Nadat ik mijn gesprek met Achmed had afgerond heb ik mij even gedoucht en ben nog eens een wandeling gaan maken in de buurt. Mijn nare vriend Magere Hein heeft Neneng dus de opdracht gegeven om zijn belangrijkste ooggetuige uit te schakelen. Dodong had op Angel’s noodlottige avond blijkbaar iets gezien, maar wat? Uiteindelijk besloot ik eens kennis te maken met Tiger Flores, de tindero van de wetmarket. Alleen ontmoette ik hem niet op de plaats waar ik hem verwachtte aan te treffen, maar bij Karaoke Junks. Bochokoy werd daar opgevangen door een paar van zijn karaokemaatjes. Hij zat er emotioneel volledig doorheen.
“This is so embarassing inspektor Riemelneel. I feel so much guilt for the Dimaranans. I knew that my nephew Bing-Bong wasn’t exactly a saint … but raping a poor little child and kill her? This is a big disgrace for my family. I’m so so sorry.”
Shit, dacht ik, dat ik dit nu pas door had. Die Tiger Flores kon natuurlijk familie zijn van Severino Flores. En dat was hij klaarblijkelijk ook! Nu, wat stond mij hierna nog meer te wachten, vroeg ik me af.
“Inspektor. I think it’s the best for you to check with his family. He and the two other guys used to hang out with their tricycles at his father’s shop.”
“Okay.
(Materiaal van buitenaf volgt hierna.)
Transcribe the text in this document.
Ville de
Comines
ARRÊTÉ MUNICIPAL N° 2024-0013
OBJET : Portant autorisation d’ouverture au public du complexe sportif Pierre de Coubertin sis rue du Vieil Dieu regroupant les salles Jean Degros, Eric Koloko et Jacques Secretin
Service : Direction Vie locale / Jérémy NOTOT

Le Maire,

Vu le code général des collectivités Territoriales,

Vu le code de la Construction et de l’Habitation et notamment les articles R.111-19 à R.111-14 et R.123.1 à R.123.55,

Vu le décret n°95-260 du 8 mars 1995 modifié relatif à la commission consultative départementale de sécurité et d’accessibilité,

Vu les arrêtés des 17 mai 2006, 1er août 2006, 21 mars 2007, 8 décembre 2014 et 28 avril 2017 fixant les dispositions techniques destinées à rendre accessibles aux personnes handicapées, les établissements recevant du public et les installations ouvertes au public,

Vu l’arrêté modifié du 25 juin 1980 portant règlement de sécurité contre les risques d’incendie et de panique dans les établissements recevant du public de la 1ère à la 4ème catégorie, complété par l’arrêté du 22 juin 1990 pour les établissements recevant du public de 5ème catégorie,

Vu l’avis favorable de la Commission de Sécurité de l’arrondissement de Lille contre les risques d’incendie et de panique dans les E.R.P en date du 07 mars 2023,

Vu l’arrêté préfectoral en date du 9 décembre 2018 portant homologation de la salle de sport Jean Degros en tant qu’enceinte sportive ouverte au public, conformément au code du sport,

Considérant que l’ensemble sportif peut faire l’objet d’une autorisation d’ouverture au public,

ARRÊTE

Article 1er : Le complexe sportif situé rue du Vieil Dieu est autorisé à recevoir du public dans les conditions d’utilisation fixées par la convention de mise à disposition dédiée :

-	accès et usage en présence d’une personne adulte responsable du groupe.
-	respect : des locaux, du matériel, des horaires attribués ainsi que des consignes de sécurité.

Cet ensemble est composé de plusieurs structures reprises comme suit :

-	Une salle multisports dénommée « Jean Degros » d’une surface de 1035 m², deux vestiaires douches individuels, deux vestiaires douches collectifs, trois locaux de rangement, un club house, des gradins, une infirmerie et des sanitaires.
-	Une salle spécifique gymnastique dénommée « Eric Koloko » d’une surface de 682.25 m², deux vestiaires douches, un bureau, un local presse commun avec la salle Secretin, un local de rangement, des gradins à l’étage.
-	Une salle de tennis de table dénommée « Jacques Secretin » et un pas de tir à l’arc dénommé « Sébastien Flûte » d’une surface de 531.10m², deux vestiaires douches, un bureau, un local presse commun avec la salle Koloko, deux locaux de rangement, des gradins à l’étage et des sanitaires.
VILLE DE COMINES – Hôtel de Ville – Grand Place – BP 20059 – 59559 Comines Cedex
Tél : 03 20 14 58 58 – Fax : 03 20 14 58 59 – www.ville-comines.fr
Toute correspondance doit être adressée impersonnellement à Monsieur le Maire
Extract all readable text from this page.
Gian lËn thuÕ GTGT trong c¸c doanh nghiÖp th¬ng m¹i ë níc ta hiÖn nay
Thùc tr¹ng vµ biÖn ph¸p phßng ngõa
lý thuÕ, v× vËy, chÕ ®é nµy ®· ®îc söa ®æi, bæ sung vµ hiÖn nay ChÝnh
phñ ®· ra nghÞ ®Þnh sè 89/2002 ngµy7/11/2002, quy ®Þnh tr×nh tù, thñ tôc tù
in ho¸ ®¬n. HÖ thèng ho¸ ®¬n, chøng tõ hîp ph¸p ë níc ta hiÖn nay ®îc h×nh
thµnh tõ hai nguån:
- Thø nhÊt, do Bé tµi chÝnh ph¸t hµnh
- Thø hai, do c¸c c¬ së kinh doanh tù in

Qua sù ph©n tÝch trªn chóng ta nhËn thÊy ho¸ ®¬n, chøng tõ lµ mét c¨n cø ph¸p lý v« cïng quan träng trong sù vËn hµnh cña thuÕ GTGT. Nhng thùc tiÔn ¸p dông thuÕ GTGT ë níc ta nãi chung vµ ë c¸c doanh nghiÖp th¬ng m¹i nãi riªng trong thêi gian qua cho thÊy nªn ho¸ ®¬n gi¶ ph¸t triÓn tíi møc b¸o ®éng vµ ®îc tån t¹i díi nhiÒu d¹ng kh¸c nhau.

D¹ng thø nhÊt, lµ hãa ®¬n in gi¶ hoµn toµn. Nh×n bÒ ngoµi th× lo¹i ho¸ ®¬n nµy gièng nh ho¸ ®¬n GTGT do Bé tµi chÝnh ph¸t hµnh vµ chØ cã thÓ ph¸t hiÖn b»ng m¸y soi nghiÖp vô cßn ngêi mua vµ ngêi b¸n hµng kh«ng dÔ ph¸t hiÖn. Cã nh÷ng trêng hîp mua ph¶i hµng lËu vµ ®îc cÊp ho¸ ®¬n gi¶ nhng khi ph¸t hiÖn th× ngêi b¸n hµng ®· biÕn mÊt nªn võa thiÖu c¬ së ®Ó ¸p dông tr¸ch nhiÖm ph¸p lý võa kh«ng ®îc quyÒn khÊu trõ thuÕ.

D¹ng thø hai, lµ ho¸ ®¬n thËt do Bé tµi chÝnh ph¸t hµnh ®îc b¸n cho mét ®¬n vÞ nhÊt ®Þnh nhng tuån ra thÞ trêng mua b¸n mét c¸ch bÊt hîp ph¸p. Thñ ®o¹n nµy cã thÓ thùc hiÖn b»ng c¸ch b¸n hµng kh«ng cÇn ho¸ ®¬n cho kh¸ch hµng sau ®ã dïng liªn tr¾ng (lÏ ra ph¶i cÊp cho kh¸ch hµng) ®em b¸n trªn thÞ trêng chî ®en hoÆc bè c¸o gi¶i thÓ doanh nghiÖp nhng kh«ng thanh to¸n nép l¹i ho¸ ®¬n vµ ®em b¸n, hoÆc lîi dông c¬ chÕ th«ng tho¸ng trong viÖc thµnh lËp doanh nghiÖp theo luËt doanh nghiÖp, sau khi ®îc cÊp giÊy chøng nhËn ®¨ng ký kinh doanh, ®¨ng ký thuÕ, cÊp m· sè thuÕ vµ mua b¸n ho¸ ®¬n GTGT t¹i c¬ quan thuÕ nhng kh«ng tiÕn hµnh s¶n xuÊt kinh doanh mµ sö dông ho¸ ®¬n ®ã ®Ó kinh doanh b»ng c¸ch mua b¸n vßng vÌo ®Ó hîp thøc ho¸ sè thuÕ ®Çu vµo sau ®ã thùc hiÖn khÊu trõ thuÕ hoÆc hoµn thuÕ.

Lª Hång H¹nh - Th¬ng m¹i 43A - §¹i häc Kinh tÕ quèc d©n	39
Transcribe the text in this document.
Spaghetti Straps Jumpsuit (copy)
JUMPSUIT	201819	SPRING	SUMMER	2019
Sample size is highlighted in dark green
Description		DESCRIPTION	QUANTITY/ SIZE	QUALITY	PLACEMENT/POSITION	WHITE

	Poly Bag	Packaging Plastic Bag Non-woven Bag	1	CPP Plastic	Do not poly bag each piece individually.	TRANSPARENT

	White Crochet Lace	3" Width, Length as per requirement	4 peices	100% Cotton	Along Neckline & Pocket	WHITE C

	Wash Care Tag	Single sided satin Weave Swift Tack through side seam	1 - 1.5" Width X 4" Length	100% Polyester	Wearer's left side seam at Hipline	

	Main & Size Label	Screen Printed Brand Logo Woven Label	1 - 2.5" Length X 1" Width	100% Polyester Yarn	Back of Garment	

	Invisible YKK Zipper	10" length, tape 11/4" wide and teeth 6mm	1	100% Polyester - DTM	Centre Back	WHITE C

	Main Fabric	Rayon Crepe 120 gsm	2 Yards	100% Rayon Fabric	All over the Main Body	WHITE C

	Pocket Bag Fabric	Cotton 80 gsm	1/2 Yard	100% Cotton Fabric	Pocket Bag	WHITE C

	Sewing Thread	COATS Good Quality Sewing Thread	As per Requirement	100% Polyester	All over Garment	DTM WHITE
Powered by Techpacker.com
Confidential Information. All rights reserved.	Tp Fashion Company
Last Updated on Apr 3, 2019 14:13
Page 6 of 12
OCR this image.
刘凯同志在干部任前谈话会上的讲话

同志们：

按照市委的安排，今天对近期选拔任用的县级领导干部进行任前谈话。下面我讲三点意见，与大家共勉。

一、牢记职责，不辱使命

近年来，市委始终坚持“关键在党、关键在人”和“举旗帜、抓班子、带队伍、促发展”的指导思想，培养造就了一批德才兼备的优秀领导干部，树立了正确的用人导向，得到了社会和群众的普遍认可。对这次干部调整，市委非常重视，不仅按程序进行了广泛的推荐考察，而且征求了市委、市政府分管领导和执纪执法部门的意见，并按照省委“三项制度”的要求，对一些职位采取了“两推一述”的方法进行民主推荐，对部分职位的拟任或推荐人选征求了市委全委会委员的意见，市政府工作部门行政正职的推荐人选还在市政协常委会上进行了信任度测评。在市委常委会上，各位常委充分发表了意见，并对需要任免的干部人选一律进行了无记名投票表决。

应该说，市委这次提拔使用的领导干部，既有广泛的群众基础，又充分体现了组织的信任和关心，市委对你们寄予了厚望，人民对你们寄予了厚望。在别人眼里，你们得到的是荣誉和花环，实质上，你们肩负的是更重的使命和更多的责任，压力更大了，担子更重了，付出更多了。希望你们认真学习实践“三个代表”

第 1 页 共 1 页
So can you tell me where I can find this shop?”
“It’s at Liberty Avenue. The shop is called [AANWIJZING] Rosalinda’s Vulcanizing shop.”

<MAKEN DE DRIE JONGENS DEEL UIT VAN EEN SATANISTISCHE BENDE?>
“Koen, met Karel. Kan ik jou dadelijk ergens ontmoeten? Ik heb via die vlooienmarktkerel een interessant inzicht gekregen in de zaak Angel.”
“Euh.. j-ja natuurlijk. Ali Mall wellicht?” antwoordde Koen over de telefoon. Op de achtergrond doof het gegiechel uit van Jenny en Maria toen ze merkte dat ik hun gesprek met Koen had onderbroken. Ali Mall is één van de winkelcentra die op het terrein van Araneta Center gebouwd was. Ik spoedde erheen en maakte voor de verandering maar eens geen gebruik van de benenwagen, maar liet me er voor de gelegenheid naar toe rijden door een tricycle. Een donkergebruine Pinoy op een blauwe motorfiets stopte naast mij op de hoogte van het braakliggende terrein en had aan mijn signaal gemerkt dat hij een nieuwe klant kreeg. De man had een bandana om zijn hoofd gewikkeld en had lange sokken over zijn armen getrokken. Voor zijn gezicht droeg hij een zonnebril en had een sjaaltje voor zijn mond. Met al deze bescherming probeerden de tricycle draybers zichzelf zo maximaal mogelijk te beschermen tegen al de smog die er in de lucht had en het directe gevaar van verstikte te worden door het uitlaatgas van de weggebruikers voor hen. Aan zijn motor zat een overdekte zijspan bevestigd waar je aan één kant in kon stappen. Er passen twee volwassenen in zo’n bakje, maar dan moet je niet te dik zijn en ook niet willen dat je nog een hoop bagage met je moet meezeulen. Afijn, dat had ik niet en ik paste makkelijk dus mijn rit kon beginnen. Onder een enorm geknetter van de motor werd er gas gegeven en bracht deze meneer mij naar de overkant van Ali Mall. Tot daar reikte namelijk zijn gebied waarover hij met de tricycle passagiers mocht vervoeren. Ik stapte daar uit en stond precies bij de ingang van ons appartement en daarmee aan de andere zijde van de P.Tuazon Boulevard dan het winkelcentrum.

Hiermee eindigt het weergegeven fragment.